Vernon Subutex 1 (von Virginie Despentes)

Vernon war ein heimlicher Star im Hintergrund der Pariser Rockszene in den 1980er und 1990er Jahren. Sein bekannter Musikladen lief wie am Schnürchen – bis zur digitalen Revolution. Vernon musste ihn irgendwann schließen und finanzierte sich jahrelang über den Verkauf von Devotionalien, Gelegenheitstätigkeiten und Arbeitslosengeld. Doch im selben Tempo wie seine erfolgreicheren Freunde durch Unfälle und Krankheit sterben, geht Vernon das Geld aus. Und so setzt der Roman zum Zeitpunkt seiner anstehenden Wohnungsräumung ein. Vernon hat allerdings noch eine letzte Hoffnung. Ein berühmter, mit ihm befreundeter Rockstar ist jüngst verstorben, hat ihm aber wertvolle Videoaufnahmen mit Teilen seiner Autobiographie hinterlassen. Vernon gedenkt diese zu Geld zu machen, zieht aber erst einmal von Freund zu Freund, um überhaupt ein Dach über dem Kopf zu haben. Letztlich führt ihn dieser, passive Weg auf die Straße.

„Vernon Subutex“ ist in ein Episodenroman. Vernon zieht von einem Bekannten zum Nächsten. In jedem Fall liest der Leser den Besuch immer auch aus der Perspektive der besuchten Person. Das ist zunächst etwas verwirrend, es scheint zunächst als ginge es dem Roman um eine einheitliche Erzählung, Vernons zukünftiger Lebensweg. Despentes nimmt den Leser jedoch rasch an die Hand und zeigt, dass es um etwas ganz anderes geht. Denn auf Vernons Weg in die Obdachlosigkeit zeichnet sie ein buntes Bild verschiedenster Gestalten.  Von der vereinsamten Frau, die angesichts Vernons ihren Hass auf diejenigen, die sie einst links liegen ließen wieder entdeckt, bis hin zu Pornostars, rassistischen Filmemachern und ihren depressiven Müttern präsentiert Despentes ein Panorama, dass durch seine Vielfältigkeit und Vielstimmigkeit Spannung und Tempo erzeugt. Vernons (Um)Welt wird mit jedem Kapitel, mit jeder weiteren Station komplexer.

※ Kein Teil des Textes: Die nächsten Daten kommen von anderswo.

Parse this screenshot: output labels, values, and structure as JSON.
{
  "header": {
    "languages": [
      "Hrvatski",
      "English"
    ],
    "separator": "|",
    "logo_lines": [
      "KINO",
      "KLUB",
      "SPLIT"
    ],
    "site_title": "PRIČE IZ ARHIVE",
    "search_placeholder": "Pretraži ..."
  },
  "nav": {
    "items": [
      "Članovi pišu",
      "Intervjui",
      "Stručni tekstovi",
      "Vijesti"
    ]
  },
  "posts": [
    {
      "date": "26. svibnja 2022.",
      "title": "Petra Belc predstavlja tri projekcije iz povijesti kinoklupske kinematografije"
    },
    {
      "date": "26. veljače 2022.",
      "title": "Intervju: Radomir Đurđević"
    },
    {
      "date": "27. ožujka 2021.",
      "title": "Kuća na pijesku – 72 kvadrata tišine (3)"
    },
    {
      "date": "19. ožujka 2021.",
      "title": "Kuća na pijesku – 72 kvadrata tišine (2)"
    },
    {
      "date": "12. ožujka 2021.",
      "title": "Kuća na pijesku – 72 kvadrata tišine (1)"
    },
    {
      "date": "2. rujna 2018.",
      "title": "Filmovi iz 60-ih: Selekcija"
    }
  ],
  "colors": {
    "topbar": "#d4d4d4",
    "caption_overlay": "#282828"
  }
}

Mit jedem Besuch erzählt Despentes ein mehr oder weniger eindringliches Schicksal, sodass sich jeder (einstige) Freund rasch in einen komplexen Charakter verwandelt. Dazwischen wirkt Vernon eigenartig antriebslos und resigniert. Denn jeder seiner Bekannten kämpft irgendwie und irgendwo mit dem Leben und den vielen Schwierigkeiten und Stolpersteinen, die dieses bietet. Aber anders als Vernon hat niemand den Kampf aufgegeben, sondern versucht in seiner / ihren eigenen Nische sich etwas Glück zu erarbeiten. Bei Vernon kommt einzig durch die Begegnung mit einer brasilianischen Transsexuellen zu so etwas wie einem Wunsch nach mehr. Doch selbst in dieser Situation kann er sich nicht dazu durchringen, seinem Schicksal anders als passiv gegenüberzutreten.

Und so geht Vernon Subutex doppelt ins Mark: Auf der einen Seite stehen die überzeugenden Einzelschicksale, Menschen, die sich zwar mit ihrer oft unglücklichen Situation abgefunden haben, aber von ihrem Leben noch mehr wünschen, und auf der anderen Seite Vernon, der sich seinem Schicksal so ergeben hat, dass er seine Erwartungen auf ein Minimum reduziert hat. Das führt zu einer Reihe berührender Szenen und in der Verwebung der einstigen alten Bekannten am Ende doch einen zusammenhängenden Episodenroman, mit viel Gefühl, Absurdität und Abgründen hinter denen immer viele (enttäuschte) Hoffnungen stehen.